Thursday, September 6, 2007

Meeting an Enlightened Person

When I walked into the classroom, and saw an olive-skinned Lama sitting hands clasped on bright orange robes, the sense of an inner vision coming true raced through my blood. Was this the teacher I had been looking for? My husband had organized a two day workshop at the university with Gendon, a Tibetan Buddhist monk who was also a doctor of Tibetan medicine, residing in Israel, at a kibbutz in the Negev Desert. As I had to teach anyway, I thought I would stop in.

I stopped dead and gazed. The monk was so silent and centered. Years of living in a monastery had made him vibrant, lithe and strongly built. Frank had told me he soothed end-of-life patients. It seemed to me that years of working with dying patients had made him tender. Years of prayer and meditation, simple diet according to laws of health, had given him great energy and power of concentration.

When he began to talk, I knew meeting him was going to heal me. Though I came in Monday feeling tired and weak, I began to feel vitality and tranquility, sweet golden nectar in every word he spoke. He spoke about the effect of the stars on our mental and bodily health and how to read dreams and omens and why we should eat warm and healthy food. He also talked a lot about karma.

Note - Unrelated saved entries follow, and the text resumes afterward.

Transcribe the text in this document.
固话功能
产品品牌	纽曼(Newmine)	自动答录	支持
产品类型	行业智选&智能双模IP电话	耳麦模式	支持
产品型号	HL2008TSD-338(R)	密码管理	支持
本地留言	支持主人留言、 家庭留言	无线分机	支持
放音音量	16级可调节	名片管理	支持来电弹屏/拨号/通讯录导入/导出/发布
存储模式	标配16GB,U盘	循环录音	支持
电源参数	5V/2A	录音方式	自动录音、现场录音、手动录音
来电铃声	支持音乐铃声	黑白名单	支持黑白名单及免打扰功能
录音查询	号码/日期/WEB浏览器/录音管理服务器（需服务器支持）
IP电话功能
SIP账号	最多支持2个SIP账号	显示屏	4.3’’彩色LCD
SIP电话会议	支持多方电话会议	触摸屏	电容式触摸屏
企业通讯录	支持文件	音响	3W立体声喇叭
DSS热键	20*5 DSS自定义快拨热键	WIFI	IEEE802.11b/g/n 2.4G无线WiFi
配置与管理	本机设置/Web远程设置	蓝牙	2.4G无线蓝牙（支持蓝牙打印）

Chin in the palms of my hands, I leaned forward to absorb his words and to grasp a point where religions meet, a shared point of universal truth. The idea of tikkun in cabala and in Hasidism means fixing. We are reborn to fix some blemish in our souls. In Buddhism and Hinduism, they call it karma.

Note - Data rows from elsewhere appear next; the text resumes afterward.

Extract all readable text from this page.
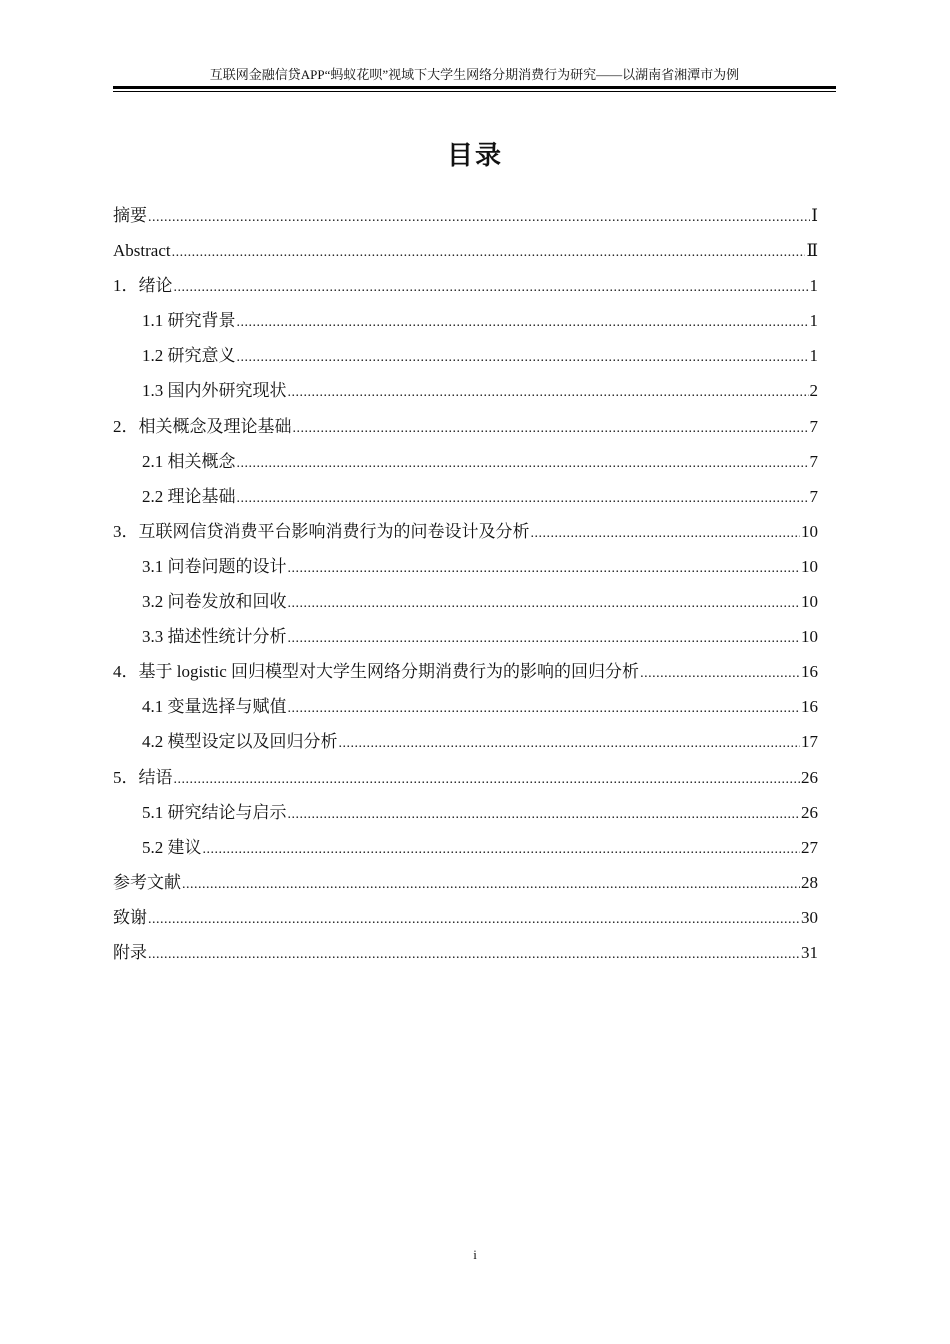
互联网金融信贷APP“蚂蚁花呗”视域下大学生网络分期消费行为研究——以湖南省湘潭市为例
目录
摘要 .....	Ⅰ
Abstract .....	Ⅱ
1．绪论 .....	1
1.1 研究背景 .....	1
1.2 研究意义 .....	1
1.3 国内外研究现状 .....	2
2．相关概念及理论基础 .....	7
2.1 相关概念 .....	7
2.2 理论基础 .....	7
3．互联网信贷消费平台影响消费行为的问卷设计及分析 .....	10
3.1 问卷问题的设计 .....	10
3.2 问卷发放和回收 .....	10
3.3 描述性统计分析 .....	10
4．基于 logistic 回归模型对大学生网络分期消费行为的影响的回归分析 .....	16
4.1 变量选择与赋值 .....	16
4.2 模型设定以及回归分析 .....	17
5．结语 .....	26
5.1 研究结论与启示 .....	26
5.2 建议 .....	27
参考文献 .....	28
致谢 .....	30
附录 .....	31
i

Karma is the law of reincarnation. Karma explains the relation between cause and effect in human existence by placing causes in previous lives. This world is only a world of effects. All human beings incarnate to this world to reap the fruit of their thoughts, beliefs and actions planted in previous lives.

If the fruits of our karma are good, we are radiant, healthy and happy. This may be what Christians call "grace." Religious Jews call this being blessed, righteous and walking before God.

If the fruits of our karma are bad, we have unhappy lives. But karma may also be the crust of thinking and feeling habits which imprison us and make us unlucky. Karma can be felt as a substance which sticks to our insides and curses our existence. The sticky stuff can melt though; the darkness suddenly lifts and we think and feel differently. All at once we see light streaming from beneath the walls we have built. At this moment we understand that we create the thought and perceptual patterns which confine us and prevent us from grasping the true nature of existence.

Every person should look for and pray to meet a wise teacher who can open the soul. In this way we can uncover the secret workings of cause and effect, the law that runs through our lifetimes. A wise teacher can help us do this because he or she is a highly evolved being. A real teacher is someone who in previous lives has done so much spiritual work in past lives that in this life his enlightened mind is so strong it shines for others. But if it is tainted with ego and love of power over others, it is not light but poison.

If you meet a real teacher, a person who is modest and unassuming, know that he or she is a gold nugget sent to you because you have directed your intentions above. Now I feel opened, lifted out of the rut of my mind and heart.